Mass and Charge Transfer Coenhanced Oxygen Evolution Behaviors in CoFe‐Layered Double Hydroxide Assembled on Graphene

Abstract

The earth‐abundant electrocatalysts with high activity are highly desired and required for high‐efficient oxygen evolution reaction (OER). Herein, we report that 2D nanosheet‐shaped cobalt–iron‐layered double hydroxide (CoFe‐LDH) is a highly active and stable oxygen evolution catalyst. The Fe3+ is capable of tailoring the component ranging from hydroxides to LDH and broadening the interlayer space of as‐made 2D materials. Benefiting from the synergistic effects between Co and Fe species and the LDH‐layered structure, the shortened ion transport distance in the nanoscale dimension, and the broader interlayer space, an enhanced mass transfer behavior for OER is demonstrated. The as‐made CoFe‐LDH shows high electrocatalytic activity, which is superior to those of corresponding Co(OH)2 and the mixed phase samples of Co(OH)2 and FeOOH, as well as RuO2 and commercial Pt/C catalysts.

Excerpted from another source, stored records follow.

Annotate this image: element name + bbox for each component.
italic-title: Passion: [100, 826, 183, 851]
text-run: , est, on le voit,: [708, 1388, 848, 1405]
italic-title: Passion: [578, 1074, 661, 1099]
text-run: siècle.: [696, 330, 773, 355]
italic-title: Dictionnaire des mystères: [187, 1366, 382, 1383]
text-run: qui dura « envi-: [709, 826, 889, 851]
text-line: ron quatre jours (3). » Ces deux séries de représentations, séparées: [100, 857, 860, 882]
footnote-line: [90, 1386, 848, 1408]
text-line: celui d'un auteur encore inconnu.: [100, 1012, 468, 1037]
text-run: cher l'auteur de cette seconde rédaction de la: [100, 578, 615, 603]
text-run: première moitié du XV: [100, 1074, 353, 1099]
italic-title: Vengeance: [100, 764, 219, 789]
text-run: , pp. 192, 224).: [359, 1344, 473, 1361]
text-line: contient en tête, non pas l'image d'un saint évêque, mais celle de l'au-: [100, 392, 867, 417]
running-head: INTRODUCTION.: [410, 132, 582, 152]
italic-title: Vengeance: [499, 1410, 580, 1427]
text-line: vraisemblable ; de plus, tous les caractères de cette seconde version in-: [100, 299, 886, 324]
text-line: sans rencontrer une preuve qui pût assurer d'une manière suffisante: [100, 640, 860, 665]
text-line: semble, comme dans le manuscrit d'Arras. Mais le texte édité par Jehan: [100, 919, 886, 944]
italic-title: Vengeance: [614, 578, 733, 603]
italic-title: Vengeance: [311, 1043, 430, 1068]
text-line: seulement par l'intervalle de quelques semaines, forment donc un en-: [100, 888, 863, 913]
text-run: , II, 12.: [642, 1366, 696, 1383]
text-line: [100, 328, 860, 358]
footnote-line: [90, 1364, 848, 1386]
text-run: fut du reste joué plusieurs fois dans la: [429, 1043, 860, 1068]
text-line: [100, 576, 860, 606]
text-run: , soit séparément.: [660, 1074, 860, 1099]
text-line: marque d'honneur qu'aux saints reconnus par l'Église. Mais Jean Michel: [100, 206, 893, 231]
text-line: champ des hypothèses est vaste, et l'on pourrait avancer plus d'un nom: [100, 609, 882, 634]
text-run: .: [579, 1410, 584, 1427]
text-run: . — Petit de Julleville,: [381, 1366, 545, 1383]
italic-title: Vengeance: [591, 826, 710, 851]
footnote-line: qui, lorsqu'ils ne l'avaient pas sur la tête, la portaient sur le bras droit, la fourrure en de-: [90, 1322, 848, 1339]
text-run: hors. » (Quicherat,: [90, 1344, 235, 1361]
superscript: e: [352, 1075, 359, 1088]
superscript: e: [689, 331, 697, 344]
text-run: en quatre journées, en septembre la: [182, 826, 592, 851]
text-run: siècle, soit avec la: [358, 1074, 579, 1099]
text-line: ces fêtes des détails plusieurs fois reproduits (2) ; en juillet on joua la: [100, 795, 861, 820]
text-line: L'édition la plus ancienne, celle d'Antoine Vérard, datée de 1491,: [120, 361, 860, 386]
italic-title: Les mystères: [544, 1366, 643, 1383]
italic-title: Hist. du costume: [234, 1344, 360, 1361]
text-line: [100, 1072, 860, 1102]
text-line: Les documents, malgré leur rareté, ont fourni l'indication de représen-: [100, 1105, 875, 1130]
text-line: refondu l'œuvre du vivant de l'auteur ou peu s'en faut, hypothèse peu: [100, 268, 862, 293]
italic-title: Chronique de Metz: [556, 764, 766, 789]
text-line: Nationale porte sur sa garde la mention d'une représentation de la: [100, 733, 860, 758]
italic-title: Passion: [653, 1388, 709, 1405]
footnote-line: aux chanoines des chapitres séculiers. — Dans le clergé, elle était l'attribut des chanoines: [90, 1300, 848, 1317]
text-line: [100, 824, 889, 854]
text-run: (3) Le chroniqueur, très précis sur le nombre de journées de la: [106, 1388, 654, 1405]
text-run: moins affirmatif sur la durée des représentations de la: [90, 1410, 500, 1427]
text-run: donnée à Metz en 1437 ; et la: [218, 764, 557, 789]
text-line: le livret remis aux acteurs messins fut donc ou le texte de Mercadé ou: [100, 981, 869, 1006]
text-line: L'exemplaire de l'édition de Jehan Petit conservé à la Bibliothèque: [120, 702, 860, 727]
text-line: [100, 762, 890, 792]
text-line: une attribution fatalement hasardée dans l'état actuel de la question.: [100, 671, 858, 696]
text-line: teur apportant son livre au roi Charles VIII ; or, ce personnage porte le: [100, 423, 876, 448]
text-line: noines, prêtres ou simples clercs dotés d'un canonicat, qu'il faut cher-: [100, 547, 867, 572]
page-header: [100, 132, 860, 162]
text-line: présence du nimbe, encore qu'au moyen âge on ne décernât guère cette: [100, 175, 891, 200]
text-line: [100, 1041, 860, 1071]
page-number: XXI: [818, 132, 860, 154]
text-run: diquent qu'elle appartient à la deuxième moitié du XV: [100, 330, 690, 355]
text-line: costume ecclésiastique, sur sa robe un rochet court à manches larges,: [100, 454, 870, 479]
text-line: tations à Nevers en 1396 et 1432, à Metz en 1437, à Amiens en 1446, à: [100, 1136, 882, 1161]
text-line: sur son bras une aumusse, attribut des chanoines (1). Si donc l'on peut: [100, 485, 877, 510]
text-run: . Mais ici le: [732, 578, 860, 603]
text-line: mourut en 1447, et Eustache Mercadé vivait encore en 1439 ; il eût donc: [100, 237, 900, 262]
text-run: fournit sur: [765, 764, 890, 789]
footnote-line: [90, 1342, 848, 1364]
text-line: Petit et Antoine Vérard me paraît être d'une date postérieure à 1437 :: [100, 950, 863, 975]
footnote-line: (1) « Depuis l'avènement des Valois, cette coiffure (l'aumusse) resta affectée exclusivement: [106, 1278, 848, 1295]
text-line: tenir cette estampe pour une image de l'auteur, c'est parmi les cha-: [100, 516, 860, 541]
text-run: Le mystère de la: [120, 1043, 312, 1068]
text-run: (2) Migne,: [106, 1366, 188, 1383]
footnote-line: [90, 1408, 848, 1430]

Assembling CoFe‐LDH on reduced graphene oxide (rGO) to configure the 2D sheet‐on‐sheet binary architectures (CoFe‐LDH/rGO) can further create well‐interconnected conductive networks within the electrode matrix, leading to the lowest overpotential of 325 mV at 10 mA cm−2. Collectively, such integrated characteristics with alternated components will endow the as‐made 2D‐structured catalysts with a potential and superb superiority as low‐cost earth‐abundance catalysts for water oxidation.